W poniedziałek pogoda powinna być nieco lepsza, lecz nadal nie będzie zadowalająca. Słupki rtęci z trudem osiągną 20 kresek, a na niebie będą pojawiać się chmury. A wtorek prawdopodobnie znów przyniesie mocniejszy deszcz. Niestety, koniec wakacji nie jest taki, jakiego oczekujemy. Znając życie na początku września, gdy będzie trzeba chodzić do szkoły to pogoda się poprawi. Taka sama reguła jak z weekendem, kiedy przychodzi deszcz i ochłodzenie, a gdy się kończy, to pogoda się poprawia.
PRZEDPOŁUDNIE
Od rana najlepsza pogoda będzie panować na południe od Warszawy, gdzie powinno panować bezchmurne niebo, choć miejscami będą pojawiać się chmury, których z biegiem dnia będzie coraz więcej. Nieco gorzej będzie na północy Polski- tam pojawi się więcej chmur, z których miejscami może pokropić słaby deszcz. Przed południem najwyższe temperatury będą panować na Podkarpaciu, Dolnym Śląsku i w Wielkopolsce- około 20 stopni. W pozostałych regionach 16-18, a tam gdzie najwięcej chmur najchłodniej- poniżej 16.
POPOŁUDNIE
Z biegiem dnia w całym kraju zacznie przybywać chmur, które będą związane z niedzielnymi ulewami. I tak oto najpogodniejsze południe stanie się najbardziej pochmurne, a w północnej części kraju niebo zacznie się przejaśniać. W najcieplejszym momencie dnia ujrzymy od 17 stopni nad samym morzem do 22 od Krosna po Przemyśl. Na pozostałym obszarze około 20 stopni. W południe ciśnienie w Warszawie wyniesie 1013 hPa i będzie nieznacznie spadać. W ciągu dnia niewielkie burze mogą pojawić się w górach
WIECZÓR I NOC
Do 21 zachmurzenie obejmie już cały kraj z wyjątkiem zachodu, a w Małopolsce, na Śląsku i Podkarpaciu zacznie padać deszcz, którego z godziny na godzinę będzie coraz więcej i o 3 w nocy powinno padać już w prawie całym kraju, a najmocniej w Małopolsce i na Podkarpaciu. Chciałoby się rzec, ZNOWU. Najchłodniej tam, gdzie nie dotrze deszcz, czyli do granicy z Niemcami oraz nad morze- tam poniżej 10 stopni, Najwyższe temperatury tam gdzie najwięcej chmur i deszczu- 13 stopni
KOLEJNE DNI
Niedziela w całym kraju zapowiada się szaro, ponuro deszczowo i jakby tego było mało to jeszcze zimno. Temperatura w całym kraju nie przekroczy 20 stopni. Na szczęście z biegiem dnia chmury będą odchodzić w kierunku północno-wschodnim i wieczorem w wielu regionach Polski powinno pojawić się słońce.

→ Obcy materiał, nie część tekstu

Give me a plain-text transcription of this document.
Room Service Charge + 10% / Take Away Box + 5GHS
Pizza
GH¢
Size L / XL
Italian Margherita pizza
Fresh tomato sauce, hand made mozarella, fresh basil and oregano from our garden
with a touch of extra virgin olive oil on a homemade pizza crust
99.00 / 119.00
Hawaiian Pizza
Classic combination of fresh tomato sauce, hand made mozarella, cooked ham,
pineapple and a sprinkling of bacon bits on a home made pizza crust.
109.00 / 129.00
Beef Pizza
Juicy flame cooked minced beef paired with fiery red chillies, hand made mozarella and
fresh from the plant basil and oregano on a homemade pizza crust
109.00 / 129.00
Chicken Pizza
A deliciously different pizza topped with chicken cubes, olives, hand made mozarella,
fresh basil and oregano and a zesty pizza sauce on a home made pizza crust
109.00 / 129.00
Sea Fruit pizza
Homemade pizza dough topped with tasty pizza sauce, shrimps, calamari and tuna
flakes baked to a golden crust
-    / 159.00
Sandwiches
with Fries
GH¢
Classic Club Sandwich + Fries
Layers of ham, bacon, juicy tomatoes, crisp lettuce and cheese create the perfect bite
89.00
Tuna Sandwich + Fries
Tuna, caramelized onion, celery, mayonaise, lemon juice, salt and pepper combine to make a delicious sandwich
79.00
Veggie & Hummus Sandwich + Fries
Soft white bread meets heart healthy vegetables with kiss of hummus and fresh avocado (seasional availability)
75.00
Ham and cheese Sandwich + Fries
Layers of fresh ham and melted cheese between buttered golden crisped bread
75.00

W poniedziałek pogoda powinna być nieco lepsza, lecz nadal nie będzie zadowalająca. Słupki rtęci z trudem osiągną 20 kresek, a na niebie będą pojawiać się chmury. A wtorek prawdopodobnie znów przyniesie mocniejszy deszcz. Niestety, koniec wakacji nie jest taki, jakiego oczekujemy. Znając życie na początku września, gdy będzie trzeba chodzić do szkoły to pogoda się poprawi. Taka sama reguła jak z weekendem, kiedy przychodzi deszcz i ochłodzenie, a gdy się kończy, to pogoda się poprawia.